House and Senate members overrode Governor Mark Sanford’s veto on the port restructuring bill that was sponsored by Berkeley Senator Larry Grooms.
“The new law has a number of provisions that will impact how the ports run and managed in the future. Those changes will have to be implemented here at the Ports Authority, and we will continue to focus on doing what we are suppose to be doing, which is serving as an economic engine for the state,” Byron Miller with the State Ports Authority reacts.
Miller explains some of the changes that he says the Ports Authority will embrace aggressively.

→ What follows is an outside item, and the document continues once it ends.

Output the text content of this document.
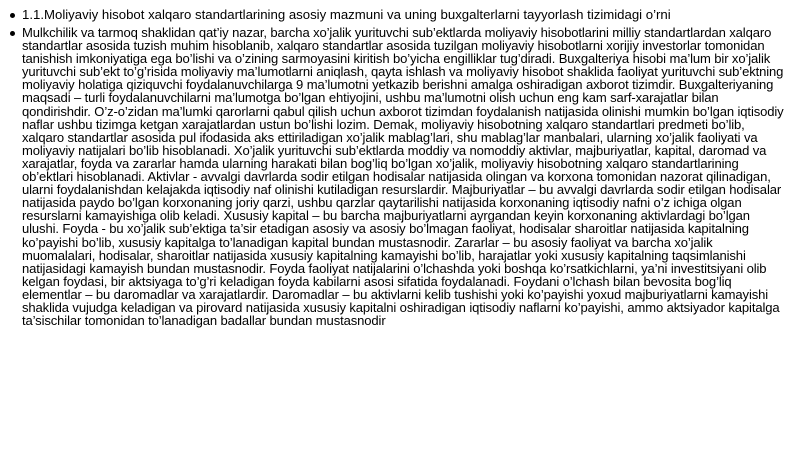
1.1.Moliyaviy hisobot xalqaro standartlarining asosiy mazmuni va uning buxgalterlarni tayyorlash tizimidagi o’rni
Mulkchilik va tarmoq shaklidan qat’iy nazar, barcha xo’jalik yurituvchi sub’ektlarda moliyaviy hisobotlarini milliy standartlardan xalqaro standartlar asosida tuzish muhim hisoblanib, xalqaro standartlar asosida tuzilgan moliyaviy hisobotlarni xorijiy investorlar tomonidan tanishish imkoniyatiga ega bo’lishi va o’zining sarmoyasini kiritish bo’yicha engilliklar tug’diradi. Buxgalteriya hisobi ma’lum bir xo’jalik yurituvchi sub’ekt to’g’risida moliyaviy ma’lumotlarni aniqlash, qayta ishlash va moliyaviy hisobot shaklida faoliyat yurituvchi sub’ektning moliyaviy holatiga qiziquvchi foydalanuvchilarga 9 ma’lumotni yetkazib berishni amalga oshiradigan axborot tizimdir. Buxgalteriyaning maqsadi – turli foydalanuvchilarni ma’lumotga bo’lgan ehtiyojini, ushbu ma’lumotni olish uchun eng kam sarf-xarajatlar bilan qondirishdir. O’z-o’zidan ma’lumki qarorlarni qabul qilish uchun axborot tizimdan foydalanish natijasida olinishi mumkin bo’lgan iqtisodiy naflar ushbu tizimga ketgan xarajatlardan ustun bo’lishi lozim. Demak, moliyaviy hisobotning xalqaro standartlari predmeti bo’lib, xalqaro standartlar asosida pul ifodasida aks ettiriladigan xo’jalik mablag’lari, shu mablag’lar manbalari, ularning xo’jalik faoliyati va moliyaviy natijalari bo’lib hisoblanadi. Xo’jalik yurituvchi sub’ektlarda moddiy va nomoddiy aktivlar, majburiyatlar, kapital, daromad va xarajatlar, foyda va zararlar hamda ularning harakati bilan bog’liq bo’lgan xo’jalik, moliyaviy hisobotning xalqaro standartlarining ob’ektlari hisoblanadi. Aktivlar - avvalgi davrlarda sodir etilgan hodisalar natijasida olingan va korxona tomonidan nazorat qilinadigan, ularni foydalanishdan kelajakda iqtisodiy naf olinishi kutiladigan resurslardir. Majburiyatlar – bu avvalgi davrlarda sodir etilgan hodisalar natijasida paydo bo’lgan korxonaning joriy qarzi, ushbu qarzlar qaytarilishi natijasida korxonaning iqtisodiy nafni o’z ichiga olgan resurslarni kamayishiga olib keladi. Xususiy kapital – bu barcha majburiyatlarni ayrgandan keyin korxonaning aktivlardagi bo’lgan ulushi. Foyda - bu xo’jalik sub’ektiga ta’sir etadigan asosiy va asosiy bo’lmagan faoliyat, hodisalar sharoitlar natijasida kapitalning ko’payishi bo’lib, xususiy kapitalga to’lanadigan kapital bundan mustasnodir. Zararlar – bu asosiy faoliyat va barcha xo’jalik muomalalari, hodisalar, sharoitlar natijasida xususiy kapitalning kamayishi bo’lib, harajatlar yoki xususiy kapitalning taqsimlanishi natijasidagi kamayish bundan mustasnodir. Foyda faoliyat natijalarini o’lchashda yoki boshqa ko’rsatkichlarni, ya’ni investitsiyani olib kelgan foydasi, bir aktsiyaga to’g’ri keladigan foyda kabilarni asosi sifatida foydalanadi. Foydani o’lchash bilan bevosita bog’liq elementlar – bu daromadlar va xarajatlardir. Daromadlar – bu aktivlarni kelib tushishi yoki ko’payishi yoxud majburiyatlarni kamayishi shaklida vujudga keladigan va pirovard natijasida xususiy kapitalni oshiradigan iqtisodiy naflarni ko’payishi, ammo aktsiyador kapitalga ta’sischilar tomonidan to’lanadigan badallar bundan mustasnodir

“Well, there are a number of provisions included in the law. There are things such as how our board is qualified and to serve. Also, there are conditions on the information about the Ports Authority’s finances have to be made available publicly. All sorts of key requirements for both the ongoing governance and management of the Ports Authority,” says Miller.
The new structure sets up requirements to sell certain port properties and requires oversight of expenditures and the performance of the State Ports Authority leadership. Governor Sanford issued a statement that said: “The ideas contained in this bill were nothing more than a smokescreen for taking away governors’ ability to hire and fire board members.” Miller reacted to that:
“That’s something for the others involved in the bill to talk about. There are numerous provisions that will impact the port and the Ports Authority’s governance and management and we’ll have to deal with those,” says Miller.
When asked about rail access at the Port of Charleston, Miller said the Ports Authority is not involved.
The new law is effective immediately.